Areas where the barcodes overlap create "pixels." In the paper, the researchers used a 50-by-50 setup, for 2,500 pixels per slide; however, Fan said they have since upgraded the method to do 100-by-100 barcodes, for 10,000 pixels per slide. In the paper, they used 10-µm and 50-µm pixels for mouse embryos and 20-µm pixels for brain and tonsil tissues.

"We do get single-cell data," Fan said. "You don't always have pixels covering one cell, but if a nucleus is in the pixel, you're getting single-cell ATAC-seq data." Some pixels, however, may cover more than one nucleus, which would require deconvolution algorithms that don't yet exist for spatial ATAC-seq datasets.

The sample preparation workflow takes about one and a half days, and costs approximately $500 per sample, inclusive of sequencing at a commercial NGS provider, Deng estimated. Much of the prep cost is driven by the Tn5 transposase, about $100 per sample.

In the paper, the researchers applied spatial-ATAC-seq in a variety of mouse and human tissues. Fan suggested that it will work in just about any tissue from mice or humans.

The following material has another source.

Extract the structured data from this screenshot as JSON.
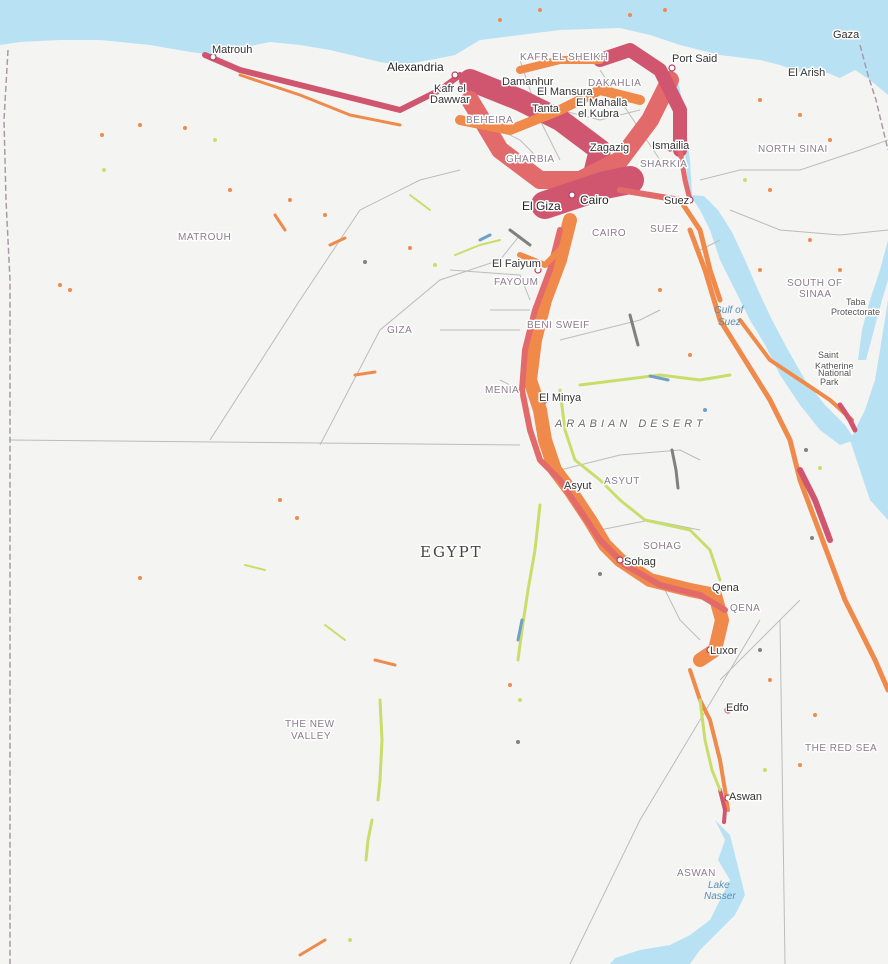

Using 20-µm pixels in mouse brain and human tonsil tissues, the researchers reported median counts of 7,647 and 14,939 unique fragments per pixel, respectively. Of those, approximately 18 percent fell within transcriptional start site regions and 24 percent and 14 percent were in ATAC-seq peaks. For comparison, 10x Genomics' non-spatial single-cell ATAC-seq assays obtained a median of 17,321 unique fragments per cell with 23 percent TSS fragments, they said.

"We used it to validate many things we had seen in the literature," Castelo-Branco said, such as gene regulators involved in increasing or decreasing chromatin accessibility and the organization of immune cell types in lymphoid follicles, adding that it was "a showcase of the potential of the technology."

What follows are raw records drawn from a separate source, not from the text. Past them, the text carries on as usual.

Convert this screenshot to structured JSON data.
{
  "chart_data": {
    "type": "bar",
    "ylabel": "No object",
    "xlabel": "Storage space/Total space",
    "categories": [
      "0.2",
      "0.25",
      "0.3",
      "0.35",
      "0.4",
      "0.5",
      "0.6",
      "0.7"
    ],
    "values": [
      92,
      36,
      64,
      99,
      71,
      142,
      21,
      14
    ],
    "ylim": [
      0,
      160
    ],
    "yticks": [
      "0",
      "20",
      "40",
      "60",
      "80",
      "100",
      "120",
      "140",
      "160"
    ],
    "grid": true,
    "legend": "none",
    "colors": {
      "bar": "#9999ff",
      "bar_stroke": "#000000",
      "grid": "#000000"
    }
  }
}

"I am already looking to integrate this tool for the researchers I serve," Lalancette said. "However, we must not forget that chromatin accessibility is the 'end result' of many layers of epigenetic regulation involved in chromatin organization." She noted that the authors' spatial-CUT&Tag workflow can be run on the same microfluidics barcoding platform and that she is looking forward to seeing other assays built on top of that.

As single-cell analysis goes increasingly multi-modal, spatial will soon follow. "I really think that's where the most powerful data analysis can be achieved," Fan said. "Not just using your own spatial-ATAC-seq data but adding single-cell RNA-seq data."

New bioinformatics strategies for this type of data will need to be developed, though. "Pixels can have two or three nuclei," Deng said. "In principle, you can do decomposition or deconvolution to get the epigenetic profile from each different nucleus."

Computational methods to do that already exist for spatial transcriptomics data. "I hope someone can do the same deconvolution for spatial-ATAC-seq," he said.